- Grunau Baby III

General information
- Type: Sailplane
- Manufacturer: Schneider, Slingsby, Elliotts of Newbury, Nord, NV Vliegtuigbouw, Laminação Nacional de Metais, (later Companhia Aeronáutica Paulista, Brazil)
- Designer: Edmund Schneider
- Number built: ca. 6000

History
- Introduction date: 1931

= Schneider Grunau Baby =

German single-seat glider, 1931

The Schneider Grunau Baby is a single-seat sailplane first built in Germany in 1931, with some 6,000 examples constructed in some 20 countries. It was relatively easy to build from plans, it flew well, and the aircraft was strong enough to handle mild aerobatics and the occasional hard landing. When the Baby first appeared, it was accepted wisdom that the pilot should feel as much unimpeded airflow as possible, to better sense rising and falling currents of air, temperature changes, etc.

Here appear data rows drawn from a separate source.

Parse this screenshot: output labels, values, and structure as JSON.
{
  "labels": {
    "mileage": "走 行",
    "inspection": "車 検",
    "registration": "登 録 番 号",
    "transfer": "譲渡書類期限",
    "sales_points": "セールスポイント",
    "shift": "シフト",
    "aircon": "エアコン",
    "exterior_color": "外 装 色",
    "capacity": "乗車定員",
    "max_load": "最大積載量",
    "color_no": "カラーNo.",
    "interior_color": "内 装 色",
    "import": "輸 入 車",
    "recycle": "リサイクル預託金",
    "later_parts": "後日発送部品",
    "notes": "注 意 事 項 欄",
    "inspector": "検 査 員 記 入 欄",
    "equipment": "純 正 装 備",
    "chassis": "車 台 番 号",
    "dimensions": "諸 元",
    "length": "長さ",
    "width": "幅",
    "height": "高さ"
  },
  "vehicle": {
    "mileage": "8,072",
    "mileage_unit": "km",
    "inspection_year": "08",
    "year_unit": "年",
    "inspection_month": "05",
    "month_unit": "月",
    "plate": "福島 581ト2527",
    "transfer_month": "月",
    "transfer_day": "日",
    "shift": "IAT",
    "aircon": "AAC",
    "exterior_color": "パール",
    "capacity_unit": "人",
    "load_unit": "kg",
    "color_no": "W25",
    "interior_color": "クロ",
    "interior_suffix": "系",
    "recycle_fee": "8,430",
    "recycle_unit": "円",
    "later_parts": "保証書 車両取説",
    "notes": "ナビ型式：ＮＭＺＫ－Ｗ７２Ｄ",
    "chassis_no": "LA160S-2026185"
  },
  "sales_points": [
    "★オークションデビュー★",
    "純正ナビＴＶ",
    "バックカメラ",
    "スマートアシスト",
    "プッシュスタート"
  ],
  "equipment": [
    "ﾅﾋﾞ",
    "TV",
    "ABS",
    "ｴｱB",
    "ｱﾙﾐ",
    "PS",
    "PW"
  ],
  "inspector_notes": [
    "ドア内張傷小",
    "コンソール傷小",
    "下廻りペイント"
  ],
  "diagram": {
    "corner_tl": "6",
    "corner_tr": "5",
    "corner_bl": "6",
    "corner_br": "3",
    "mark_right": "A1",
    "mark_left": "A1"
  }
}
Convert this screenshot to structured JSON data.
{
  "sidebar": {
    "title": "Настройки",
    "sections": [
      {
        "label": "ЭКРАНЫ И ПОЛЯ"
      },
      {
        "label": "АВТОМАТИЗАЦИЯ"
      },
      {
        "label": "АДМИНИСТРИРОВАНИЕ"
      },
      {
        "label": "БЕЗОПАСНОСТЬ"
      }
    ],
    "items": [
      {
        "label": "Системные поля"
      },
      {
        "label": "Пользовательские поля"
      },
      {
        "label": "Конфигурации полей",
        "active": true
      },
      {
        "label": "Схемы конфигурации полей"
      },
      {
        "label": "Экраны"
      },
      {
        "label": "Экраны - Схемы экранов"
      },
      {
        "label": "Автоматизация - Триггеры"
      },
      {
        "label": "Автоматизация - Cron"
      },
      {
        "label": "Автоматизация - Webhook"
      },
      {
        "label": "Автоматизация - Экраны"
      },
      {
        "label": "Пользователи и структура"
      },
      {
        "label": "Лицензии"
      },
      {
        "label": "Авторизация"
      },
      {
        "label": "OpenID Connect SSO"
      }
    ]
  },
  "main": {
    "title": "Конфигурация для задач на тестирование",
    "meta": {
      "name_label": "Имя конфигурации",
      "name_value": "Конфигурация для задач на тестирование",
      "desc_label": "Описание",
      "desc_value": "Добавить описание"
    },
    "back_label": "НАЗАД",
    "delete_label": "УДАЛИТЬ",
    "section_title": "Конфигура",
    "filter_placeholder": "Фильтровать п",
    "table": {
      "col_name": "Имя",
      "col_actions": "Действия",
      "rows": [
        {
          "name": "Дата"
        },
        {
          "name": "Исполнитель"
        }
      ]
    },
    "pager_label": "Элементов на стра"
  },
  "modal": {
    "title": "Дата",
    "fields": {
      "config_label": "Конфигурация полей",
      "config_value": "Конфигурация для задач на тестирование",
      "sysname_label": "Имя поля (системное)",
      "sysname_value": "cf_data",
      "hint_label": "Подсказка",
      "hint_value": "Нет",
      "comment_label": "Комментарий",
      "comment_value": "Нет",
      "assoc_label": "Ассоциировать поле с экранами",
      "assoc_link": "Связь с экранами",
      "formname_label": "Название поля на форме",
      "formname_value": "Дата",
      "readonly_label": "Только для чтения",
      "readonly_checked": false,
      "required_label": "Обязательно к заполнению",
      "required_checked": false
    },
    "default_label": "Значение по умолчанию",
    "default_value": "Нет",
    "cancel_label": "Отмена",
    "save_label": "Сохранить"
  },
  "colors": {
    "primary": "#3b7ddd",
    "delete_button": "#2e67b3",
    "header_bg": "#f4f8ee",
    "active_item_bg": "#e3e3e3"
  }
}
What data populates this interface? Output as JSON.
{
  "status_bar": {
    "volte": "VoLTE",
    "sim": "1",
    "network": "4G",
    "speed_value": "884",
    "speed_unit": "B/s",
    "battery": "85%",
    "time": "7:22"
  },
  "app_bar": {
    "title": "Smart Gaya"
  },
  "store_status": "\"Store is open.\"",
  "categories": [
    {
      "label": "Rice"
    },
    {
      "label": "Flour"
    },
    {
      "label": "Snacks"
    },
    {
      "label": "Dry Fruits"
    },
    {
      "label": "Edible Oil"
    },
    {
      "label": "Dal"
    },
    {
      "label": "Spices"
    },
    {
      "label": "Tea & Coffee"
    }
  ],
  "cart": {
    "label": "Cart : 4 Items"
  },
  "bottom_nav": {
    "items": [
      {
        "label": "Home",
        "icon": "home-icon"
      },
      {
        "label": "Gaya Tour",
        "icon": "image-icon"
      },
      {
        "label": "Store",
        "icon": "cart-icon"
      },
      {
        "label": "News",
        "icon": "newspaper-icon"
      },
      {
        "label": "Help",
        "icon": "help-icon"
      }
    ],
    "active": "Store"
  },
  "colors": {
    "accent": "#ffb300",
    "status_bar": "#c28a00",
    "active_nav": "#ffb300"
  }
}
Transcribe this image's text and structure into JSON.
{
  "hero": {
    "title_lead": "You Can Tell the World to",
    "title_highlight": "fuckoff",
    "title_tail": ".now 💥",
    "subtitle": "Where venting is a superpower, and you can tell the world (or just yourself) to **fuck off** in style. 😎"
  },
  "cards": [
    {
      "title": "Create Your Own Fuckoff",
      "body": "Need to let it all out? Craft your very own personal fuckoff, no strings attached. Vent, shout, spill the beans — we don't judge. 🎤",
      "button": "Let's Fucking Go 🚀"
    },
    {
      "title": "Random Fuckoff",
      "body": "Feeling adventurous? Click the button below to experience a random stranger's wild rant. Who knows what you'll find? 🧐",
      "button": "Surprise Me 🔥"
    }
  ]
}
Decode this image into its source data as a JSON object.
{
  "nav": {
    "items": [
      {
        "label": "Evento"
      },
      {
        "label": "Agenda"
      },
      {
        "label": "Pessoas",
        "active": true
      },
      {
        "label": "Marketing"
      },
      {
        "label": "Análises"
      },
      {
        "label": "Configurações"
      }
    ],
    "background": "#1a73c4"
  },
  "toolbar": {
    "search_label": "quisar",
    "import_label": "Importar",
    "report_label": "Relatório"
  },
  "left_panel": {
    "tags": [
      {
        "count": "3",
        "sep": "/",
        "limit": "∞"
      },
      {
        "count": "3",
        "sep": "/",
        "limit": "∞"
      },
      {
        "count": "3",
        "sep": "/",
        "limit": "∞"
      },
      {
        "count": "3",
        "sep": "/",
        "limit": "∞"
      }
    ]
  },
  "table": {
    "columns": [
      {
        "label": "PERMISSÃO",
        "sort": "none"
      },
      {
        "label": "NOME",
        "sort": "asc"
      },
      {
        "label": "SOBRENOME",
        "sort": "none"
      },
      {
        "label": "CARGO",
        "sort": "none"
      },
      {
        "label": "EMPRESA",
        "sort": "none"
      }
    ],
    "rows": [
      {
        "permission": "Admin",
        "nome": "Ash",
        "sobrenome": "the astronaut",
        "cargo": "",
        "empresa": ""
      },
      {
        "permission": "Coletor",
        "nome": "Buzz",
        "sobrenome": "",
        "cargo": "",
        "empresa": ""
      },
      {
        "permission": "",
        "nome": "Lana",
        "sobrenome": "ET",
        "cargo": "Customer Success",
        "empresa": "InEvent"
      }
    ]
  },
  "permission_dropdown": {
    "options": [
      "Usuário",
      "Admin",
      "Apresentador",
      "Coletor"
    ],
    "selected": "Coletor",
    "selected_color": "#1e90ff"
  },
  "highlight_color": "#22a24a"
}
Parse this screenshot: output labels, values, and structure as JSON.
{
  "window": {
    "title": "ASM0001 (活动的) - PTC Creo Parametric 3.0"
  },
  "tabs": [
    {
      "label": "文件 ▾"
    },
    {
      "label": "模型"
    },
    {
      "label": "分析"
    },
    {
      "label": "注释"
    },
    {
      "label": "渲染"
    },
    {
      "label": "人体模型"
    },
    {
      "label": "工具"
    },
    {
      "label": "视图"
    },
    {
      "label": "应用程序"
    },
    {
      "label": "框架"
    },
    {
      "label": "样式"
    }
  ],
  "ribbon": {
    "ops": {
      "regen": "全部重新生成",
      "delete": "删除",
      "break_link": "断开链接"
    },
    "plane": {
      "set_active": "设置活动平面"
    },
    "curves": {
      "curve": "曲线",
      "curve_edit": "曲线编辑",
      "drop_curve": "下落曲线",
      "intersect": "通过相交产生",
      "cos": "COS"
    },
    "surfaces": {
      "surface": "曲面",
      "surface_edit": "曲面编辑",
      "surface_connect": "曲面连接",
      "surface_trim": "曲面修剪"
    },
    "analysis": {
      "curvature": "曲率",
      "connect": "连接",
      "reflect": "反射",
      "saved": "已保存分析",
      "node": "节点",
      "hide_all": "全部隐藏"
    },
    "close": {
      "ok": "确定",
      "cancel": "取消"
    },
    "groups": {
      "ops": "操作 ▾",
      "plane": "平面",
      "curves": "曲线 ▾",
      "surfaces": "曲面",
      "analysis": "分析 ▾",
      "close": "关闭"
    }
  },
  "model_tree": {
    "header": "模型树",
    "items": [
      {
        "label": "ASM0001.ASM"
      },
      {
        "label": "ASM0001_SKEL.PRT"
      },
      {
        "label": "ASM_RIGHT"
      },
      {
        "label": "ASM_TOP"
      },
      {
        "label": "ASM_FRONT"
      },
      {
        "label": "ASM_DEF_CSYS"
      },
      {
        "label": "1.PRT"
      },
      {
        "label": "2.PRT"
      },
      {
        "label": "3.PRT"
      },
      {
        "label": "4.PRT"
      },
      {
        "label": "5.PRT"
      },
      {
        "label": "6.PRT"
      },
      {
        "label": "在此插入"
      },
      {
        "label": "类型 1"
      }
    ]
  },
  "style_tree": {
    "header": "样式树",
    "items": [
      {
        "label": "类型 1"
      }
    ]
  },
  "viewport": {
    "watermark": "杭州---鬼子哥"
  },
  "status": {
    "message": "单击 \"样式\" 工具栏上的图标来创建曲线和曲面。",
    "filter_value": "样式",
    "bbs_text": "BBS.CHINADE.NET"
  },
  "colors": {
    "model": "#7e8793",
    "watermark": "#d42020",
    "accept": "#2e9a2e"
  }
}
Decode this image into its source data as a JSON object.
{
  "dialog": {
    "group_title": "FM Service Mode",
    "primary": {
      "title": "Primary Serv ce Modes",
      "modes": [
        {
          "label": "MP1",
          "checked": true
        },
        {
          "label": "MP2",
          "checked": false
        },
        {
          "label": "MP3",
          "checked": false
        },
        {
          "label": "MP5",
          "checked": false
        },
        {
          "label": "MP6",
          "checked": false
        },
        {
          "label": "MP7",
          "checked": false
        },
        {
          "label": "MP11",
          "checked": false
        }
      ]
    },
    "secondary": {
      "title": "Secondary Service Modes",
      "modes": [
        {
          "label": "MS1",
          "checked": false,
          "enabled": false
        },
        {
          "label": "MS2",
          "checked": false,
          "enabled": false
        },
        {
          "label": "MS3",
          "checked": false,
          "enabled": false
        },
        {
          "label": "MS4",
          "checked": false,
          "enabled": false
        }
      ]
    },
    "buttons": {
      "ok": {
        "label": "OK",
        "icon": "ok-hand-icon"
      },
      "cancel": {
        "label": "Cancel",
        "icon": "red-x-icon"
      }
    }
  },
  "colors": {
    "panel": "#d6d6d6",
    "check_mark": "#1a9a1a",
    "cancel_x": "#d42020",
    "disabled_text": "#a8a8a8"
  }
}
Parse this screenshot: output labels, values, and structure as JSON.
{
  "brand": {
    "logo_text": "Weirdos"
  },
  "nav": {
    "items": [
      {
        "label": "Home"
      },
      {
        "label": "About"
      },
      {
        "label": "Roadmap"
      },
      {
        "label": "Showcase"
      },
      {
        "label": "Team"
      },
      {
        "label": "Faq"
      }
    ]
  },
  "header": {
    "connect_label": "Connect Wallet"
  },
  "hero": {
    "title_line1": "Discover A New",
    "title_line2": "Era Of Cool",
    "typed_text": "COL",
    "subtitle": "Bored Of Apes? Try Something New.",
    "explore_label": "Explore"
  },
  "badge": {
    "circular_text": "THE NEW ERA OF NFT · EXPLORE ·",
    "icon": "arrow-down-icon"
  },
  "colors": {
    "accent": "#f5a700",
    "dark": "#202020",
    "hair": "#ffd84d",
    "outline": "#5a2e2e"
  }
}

Grunau Baby III from the Wasserkuppe Museum at the 2009 Munich Oktoberfest

It was designed by Edmund Schneider with the assistance of Wolf Hirth and Hugo Kromer as a smaller version of Schneider's ESG 31 of the previous year, incorporating an elliptical wing design based on work done by Akaflieg Darmstadt. It was named after Grunau, the town where Schneider's factory was located, now Jeżów Sudecki in Poland. The first 14 inner ribs were of the Göttingen 535 shape with the outer ribs gradually changing up to the last 22nd rib, having a bi-convex and symmetrical shape with a slight reduction in the angle of incidence. The tips and leading edges of the wings up to the main spar were covered with plywood. The tail unit was built of plywood. The intention was to create an aircraft suitable both for training and for cross-country soaring. Typical for its day, it was a high-wing braced monoplane with a fuselage of hexagonal cross-section and an open cockpit. The Baby was an instant success, and was enthusiastically promoted by gliding champion Wolf Hirth. An extensive redesign was undertaken in 1932 following the fatal crash of an unrelated Schneider design, which resulted in the Baby II. This version and the definitive Baby IIb that followed were adopted as standard sailplane trainers for the German Air Sports Association (later the National Socialist Flyers Corps).

During 1941, 30 GB gliders were built by Laminação Nacional de Metais, later Companhia Aeronáutica Paulista in Brazil, under the name "Alcatraz". Following World War II, series production restarted in Germany in 1956. The Baby was also built in France (as the Nord 1300) and the United Kingdom (as the Elliotts Baby EoN and the Slingsby T5 - Slingsby also used it as the basis for a number of their own designs). Edmund Schneider emigrated to Australia, where he developed the Baby design into his Baby 3 and Baby 4, which had enclosed cockpits.

==Variants==
- ESG 31
The precursor to the Baby with larger less sophisticated wings
- Baby
The initial version - an ESG31 with an improved wing based on work done by Akaflieg Darmstadt
- Baby II

- Baby IIa

- Baby IIb

- Baby III

- Alcatraz
Thirty aircraft licence-built in Brazil by Laminação Nacional de Metais, later called CAP Companhia Aeronáutica Paulista
- Nord 1300

A French Nord 1300 circa 1970

License production in France by Nord Aviation
- Elliotts Baby EoN
License production in England by Elliotts of Newbury One is now at the Gliding Heritage Centre
- Slingsby T5
License production in England by Slingsby Sailplanes
- Baby 3
Postwar redesign, with an enclosed cockpit, by Edmund Schneider after he emigrated to Australia
- Baby 4
Further improvements made for production in Australia
- Baby V
A two-seat version using Baby III wings with a new tandem seat fabric covered steel tube fuselage
- AB Flygplan Se-102
License production in Sweden for the Royal Swedish Air Force
- Hawkridge Grunau Baby
licence-built Grunau Babys
- TG-27 Grunau Baby
Grunau Babys impressed into the USAAF in 1942
- IFIL-Reghin RG-1
Grunau Babys built in Romania under licence
- Stiglmeier S.24
Variant by Herman J. Stiglmeier with the wings of a Bowlus BA-100 Baby Albatross. One (registered NX15539) was impressed into USAAF service in 1942 as the TG-14 (s/n 42-57183).
- Motor-Baby
A motor-glider conversion, (D-YBIF), powered by a Kroeber M4 2-stroke engine driving a pusher propeller behind the centre-section. The rear fuselage upper decking was removed to accommodate the propeller and reduce drag from prop-wash.